Caroline West au top de la chimie analytique
Maître de conférences à l’Institut de Chimie Organique et Analytique (ICOA, CNRS/Université d’Orléans) et membre junior de l’Institut universitaire de France, Caroline West a été nominée parmi les « 40 under 40 » de la revue The Analytical Scientist. Cette liste récompense les meilleurs chimistes analystes mondiaux de moins de quarante ans.
Que représente pour vous cette nomination dans la liste « 40 under 40 » de la revue The Analytical Scientist ?
Cette nouvelle est tout d’abord un honneur, mais aussi un challenge. Elle implique qu’on m’attende au tournant, je sais que ma production scientifique sera davantage regardée dans les prochains temps.
Cette revue publie une liste de ce genre chaque année, mais avec des thèmes qui changent. En 2014, j’avais ainsi déjà été citée dans leur précédent « 40 under 40 ». C’était important pour moi d’y être présente une seconde fois, de ne pas avoir failli !
Je ne prends en tout cas pas cette récompense comme une reconnaissance purement personnelle. Je reste très consciente du rôle de mes partenaires industriels, et des collègues et étudiants qui travaillent avec moi. À l’ICOA, je suis bien entourée et dispose des moyens nécessaires pour mener mes recherches.
Vous êtes spécialiste de la chromatographie, et en particulier de la chromatographie en phase supercritique. De quoi s’agit-il ?
La chromatographie sépare les molécules selon deux objectifs : une approche analytique qui cherche à identifier les produits, et une approche préparative qui les purifie avant un autre usage. La chromatographie en phase supercritique (SFC) utilise du dioxyde de carbone pressurisé et mélangé à un solvant. Cette méthode est plus polyvalente que les autres chromatographies, permet des séparations efficaces et rapides. Aspect également important pour moi, elle s’avère plus écologique car elle demande moins de solvants et fonctionne aussi avec de l’éthanol, plus vert que les habituels hexanes ou solvants chlorés.

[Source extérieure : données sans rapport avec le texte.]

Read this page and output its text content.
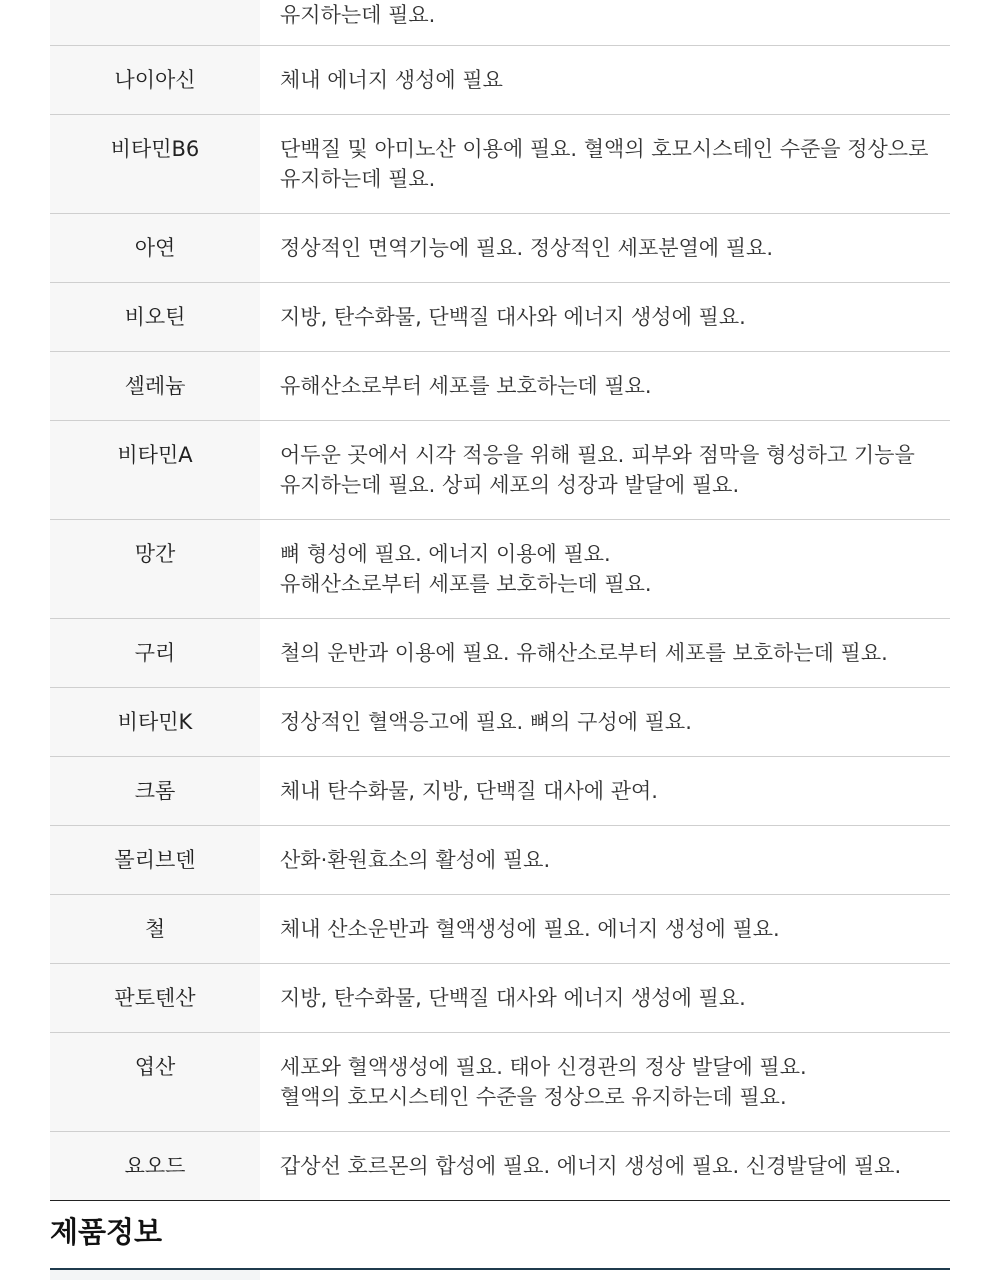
유지하는데 필요.
나이아신	체내 에너지 생성에 필요
비타민B6	단백질 및 아미노산 이용에 필요. 혈액의 호모시스테인 수준을 정상으로
유지하는데 필요.
아연	정상적인 면역기능에 필요. 정상적인 세포분열에 필요.
비오틴	지방, 탄수화물, 단백질 대사와 에너지 생성에 필요.
셀레늄	유해산소로부터 세포를 보호하는데 필요.
비타민A	어두운 곳에서 시각 적응을 위해 필요. 피부와 점막을 형성하고 기능을
유지하는데 필요. 상피 세포의 성장과 발달에 필요.
망간	뼈 형성에 필요. 에너지 이용에 필요.
유해산소로부터 세포를 보호하는데 필요.
구리	철의 운반과 이용에 필요. 유해산소로부터 세포를 보호하는데 필요.
비타민K	정상적인 혈액응고에 필요. 뼈의 구성에 필요.
크롬	체내 탄수화물, 지방, 단백질 대사에 관여.
몰리브덴	산화·환원효소의 활성에 필요.
철	체내 산소운반과 혈액생성에 필요. 에너지 생성에 필요.
판토텐산	지방, 탄수화물, 단백질 대사와 에너지 생성에 필요.
엽산	세포와 혈액생성에 필요. 태아 신경관의 정상 발달에 필요.
혈액의 호모시스테인 수준을 정상으로 유지하는데 필요.
요오드	갑상선 호르몬의 합성에 필요. 에너지 생성에 필요. 신경발달에 필요.
제품정보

Quelles sont vos principales contributions dans le domaine ?
Je développe depuis une douzaine d’années une classification des centaines de phases stationnaires disponibles pour la chromatographie supercritique, c’est-à-dire le support fixe sur lequel les composés sont entraînés et séparés par le CO2 pressurisé. La méthode peut en effet déconcerter les utilisateurs, puisque beaucoup de paramètres changent par rapport à des techniques plus courantes (chromatographie gazeuse ou liquide). Mais comme elle est très performante, j’essaye d’encourager les gens à l’employer.
Je ne fais pas que de la recherche fondamentale, je collabore depuis plusieurs années avec des laboratoires, comme Servier, pour implémenter mes travaux en contexte industriel. Les gains de temps qu’offre cette technique constituent un point crucial pour son usage industriel, en plus de son coût amoindri par sa faible consommation de solvants. J’ai aussi lancé des partenariats avec des fabricants de matériel de chromatographie pour chercher des solutions encore plus performantes et plus faciles d’utilisation.
Quelle est votre vision de la chimie ?
La chimie est partout autour de nous, en particulier la chimie analytique. J’aime savoir qu’on peut l’appliquer à absolument tous les domaines et centres d’intérêt. Lors d’une balade en forêt, la chimie est dans les odeurs ; si on est passionné par le sport, elle se retrouve dans la lutte contre le dopage, etc. C’est en tout cas ce que j’aime transmettre aux gens lors des évènements de vulgarisation scientifique.